Agriculteur : un métier à haut risque
Politologue, consultante internationale et conférencière S’il y a une activité vitale que nous faisons tous, c’est bien celle de manger. Nous sommes de plus en plus nombreux à privilégier les produits locaux et biologiques.
Mais que savons-nous des agriculteurs qui mettent ces produits sur nos tables ? Que savons-nous du stress qu’ils vivent au quotidien ? Ils tiennent leur congrès, à Québec, demain et jusqu’à jeudi, sous les auspices de l’union des producteurs agricoles (UPA) qui compte 41 000 membres.
UNE GRANDE DÉTRESSE
L’agriculture est un secteur névralgique au Québec, en termes d’investissements, de création d’emplois et d’approvisionnements en biens de première nécessité. Elle est à la base d’une chaîne alimentaire qui fait vivre un grand réseau de producteurs, de transformateurs et de distributeurs, de la ferme à la table, dans toutes les régions du Québec.
Le pilier central de cet édifice repose sur les agriculteurs. Si certains s’en sortent bien, d’autres composent difficilement avec un ensemble de facteurs prévisibles et imprévisibles.
Ils sont frappés de plein fouet par la mondialisation, les négociations de L’ALENA, l’instabilité des marchés, la diminution des revenus, la hausse des dépenses, l’endettement, l’imprévisibilité de la météo, la maladie des troupeaux, le manque de relève et la rareté de la main-d’oeuvre.
Déjà en 2006, une vaste enquête de la Coop fédérée, indiquait que près de 51 % des répondants parmi les agriculteurs questionnés « présentaient un taux élevé de détresse psychologique ». Un tabou plus alarmant lorsque conjugué aux suicides qui y surviennent dans le silence et l’indifférence.
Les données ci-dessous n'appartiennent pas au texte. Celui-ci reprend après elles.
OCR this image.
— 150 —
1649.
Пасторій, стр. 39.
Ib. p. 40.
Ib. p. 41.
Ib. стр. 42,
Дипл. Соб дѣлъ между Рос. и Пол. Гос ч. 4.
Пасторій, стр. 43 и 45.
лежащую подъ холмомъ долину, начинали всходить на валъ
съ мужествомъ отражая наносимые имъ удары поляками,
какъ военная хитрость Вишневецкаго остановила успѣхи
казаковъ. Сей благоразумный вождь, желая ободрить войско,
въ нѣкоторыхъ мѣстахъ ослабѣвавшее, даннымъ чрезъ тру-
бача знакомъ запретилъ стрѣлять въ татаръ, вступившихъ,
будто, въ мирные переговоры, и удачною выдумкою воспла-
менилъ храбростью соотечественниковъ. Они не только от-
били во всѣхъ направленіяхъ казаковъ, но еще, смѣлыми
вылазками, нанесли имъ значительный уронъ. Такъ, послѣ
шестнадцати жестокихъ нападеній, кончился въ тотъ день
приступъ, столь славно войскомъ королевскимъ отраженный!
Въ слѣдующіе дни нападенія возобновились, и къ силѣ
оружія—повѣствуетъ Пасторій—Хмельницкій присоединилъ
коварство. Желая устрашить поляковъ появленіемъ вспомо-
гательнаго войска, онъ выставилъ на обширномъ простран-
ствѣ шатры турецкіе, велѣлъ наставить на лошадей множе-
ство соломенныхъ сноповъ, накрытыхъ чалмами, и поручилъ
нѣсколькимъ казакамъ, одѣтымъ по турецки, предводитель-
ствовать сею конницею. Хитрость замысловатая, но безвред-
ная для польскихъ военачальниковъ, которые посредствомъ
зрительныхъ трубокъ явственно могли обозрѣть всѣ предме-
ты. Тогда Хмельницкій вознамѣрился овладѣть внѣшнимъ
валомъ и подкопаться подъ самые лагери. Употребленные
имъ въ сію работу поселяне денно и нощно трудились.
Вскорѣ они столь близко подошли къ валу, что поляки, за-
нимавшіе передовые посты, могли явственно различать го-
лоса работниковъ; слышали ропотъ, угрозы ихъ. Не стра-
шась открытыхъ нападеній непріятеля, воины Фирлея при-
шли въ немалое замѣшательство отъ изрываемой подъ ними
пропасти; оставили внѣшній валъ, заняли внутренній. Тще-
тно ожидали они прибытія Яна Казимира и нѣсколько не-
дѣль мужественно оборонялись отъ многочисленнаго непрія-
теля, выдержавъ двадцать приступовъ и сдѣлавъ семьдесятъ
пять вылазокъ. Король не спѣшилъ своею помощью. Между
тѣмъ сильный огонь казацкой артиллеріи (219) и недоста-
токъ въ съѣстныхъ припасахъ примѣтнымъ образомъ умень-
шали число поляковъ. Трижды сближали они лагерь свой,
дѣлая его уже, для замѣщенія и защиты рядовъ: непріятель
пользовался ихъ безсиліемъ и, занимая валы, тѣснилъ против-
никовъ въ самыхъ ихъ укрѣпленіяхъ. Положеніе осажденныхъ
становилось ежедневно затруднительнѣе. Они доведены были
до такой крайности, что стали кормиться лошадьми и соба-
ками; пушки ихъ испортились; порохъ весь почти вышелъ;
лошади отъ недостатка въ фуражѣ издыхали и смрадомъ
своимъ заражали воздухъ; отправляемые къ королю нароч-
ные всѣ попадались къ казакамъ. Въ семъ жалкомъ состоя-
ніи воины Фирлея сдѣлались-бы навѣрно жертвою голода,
« Souvent quand on fait l’analyse de cas de suicide, le producteur a dormi trois ou quatre heures par nuit pendant une certaine période, puis il arrive un problème financier, un bris de machinerie, un incendie sur la ferme. La relève démontre peu d’intérêt à l’acquérir. Ce sont des éléments qui font déborder le vase », disait Pierre-nicolas Girard, retraité de L’UPA ( La Presse, 2 juillet 2017).
L’UPA a mis sur pied, depuis 2016, en collaboration avec l’association québécoise de prévention du suicide, un réseau de sentinelles, composé de professionnels en contact avec les agriculteurs, formés pour détecter leur détresse psychologique et faire le relais avec les intervenants de la santé.
ILS MÉRITENT NOTRE RECONNAISSANCE
Le président de L’UPA, Marcel Groleau, me confirmait dans un entretien, le 28 novembre dernier, que le principal défi des agriculteurs est d’abord financier. L’austérité imposée par le gouvernement Couillard n’a pas aidé, considérant que « depuis 2014, l’agriculture est le secteur qui a le plus contribué à l’équilibre budgétaire du gouvernement », dit-il.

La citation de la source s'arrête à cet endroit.